Gidin Ankara Adliyesi’ne. Ne kadar çok boşanma mahkemesi ve boşanma davası olduğunu gözlerinizle görün. Sebep; düşüncesizlik. Bugün toplum olarak gırtlağa kadar borç içindeyiz. Ödemek için hiçbir çaba sarf etmiyoruz. Bu gidiş nereye? Hiç düşünen yok. Televizyonlarımız gazetelerimiz bin bir saçmalıkla, rezillikle dolu. Toplum “Kuduruk Semra”ya gösterdiği ilginin binde birini iç ve dış borçlarımıza gösterse, herhalde pek çok şey halledilir, çözüme ulaşılır. Sebep; düşüncesizlik, idrâksizlik. Yarın bu insanların torunları gelip; “Sizler çılgınlar gibi yediniz, içtiniz, gülüp eğlendiniz. Hayatınızı ruh hastası, manyak, psikopat insanlarla doldurdunuz. Bize bu kadar borç bırakmaya utanmadınız mı?” diye mezarlarına tükürseler ne diyecekler?

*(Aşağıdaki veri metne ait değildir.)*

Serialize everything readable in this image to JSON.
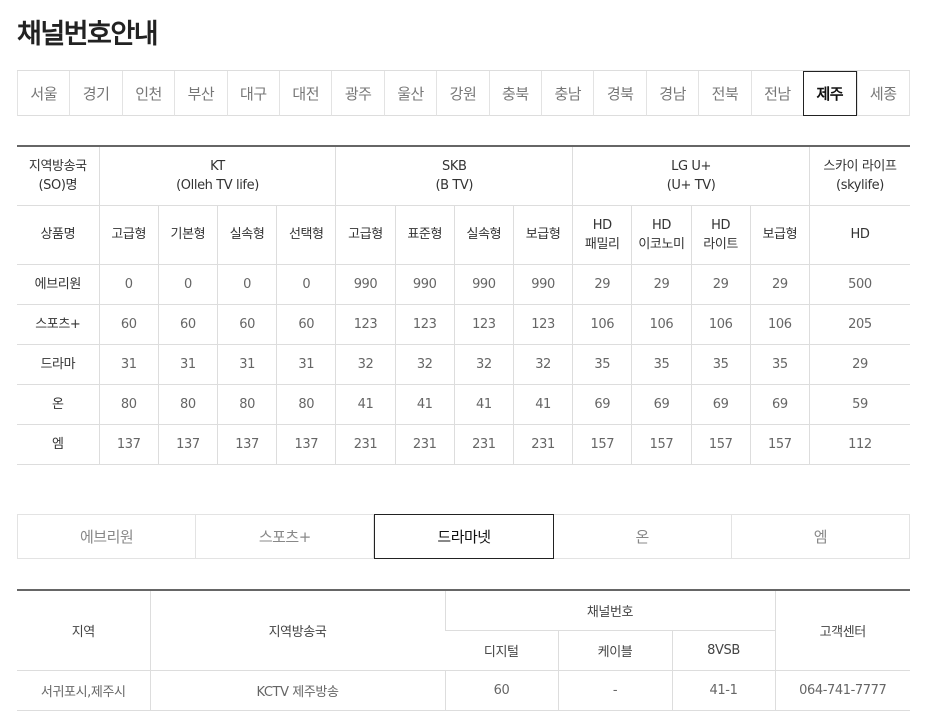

Beyinsizlik, fikirsizlik, idrâksizlik o mertebeye varmış ki, tefekkür eden bir insanı gördüğümüz zaman endişe ve korkuyla yanına yaklaşıyor; “Aman kardeşim, hasta mısın? Seni düşünceli görüyoruz.” diyoruz. Demek ki aslolan düşünmemek. Aslolan gülüp eğlenmek, göbek atmak. Öyle bir gün gelecek ki, “Eyvah, yanılmışız, aldanmışız, hata etmişiz” dediğimiz zaman yapacağımız bir şey kalmayacak. Orhan Veli bir şiirinde;
“Düşünme, arzu et sâde
Bak, böcekler de öyle yapıyor.”
derken, topluma ideal olarak böcek olmayı göstermiyor muydu? Bugünkü televizyon kanallarındaki rezil programlar aynı şeyi yapmıyorlar mı? Şunu iyi bilelim ki, kimsenin yaptığı yanına kâr kalmayacak. Yarın öyle bir gün gelecek ki, bu saçmalıklarla dolu hayatın her dakikasının hesabı sorulacak. İnanan inanır, inanmayan günü gelince görür. Evde anne babanın, okulda öğretmenlerin, üniversitelerde profesörlerin memlekete yapacakları en büyük hizmet, düşünen, muhakeme eden, mukayese yapan, soran, araştıran kafalar yetiştirmeleri olacak. Bunu yapamadığımız takdirde, bizim böceklerden farkımız ne olacak? Geleceğin büyük, güzel, aydınlık Türkiye’si, düşünen kafaların, hisseden kalplerin, soran, araştıran, çalışkan insanların ülkesi olacaktır. O büyük ideale, büyük veya küçük katkısı olanlara ne mutlu.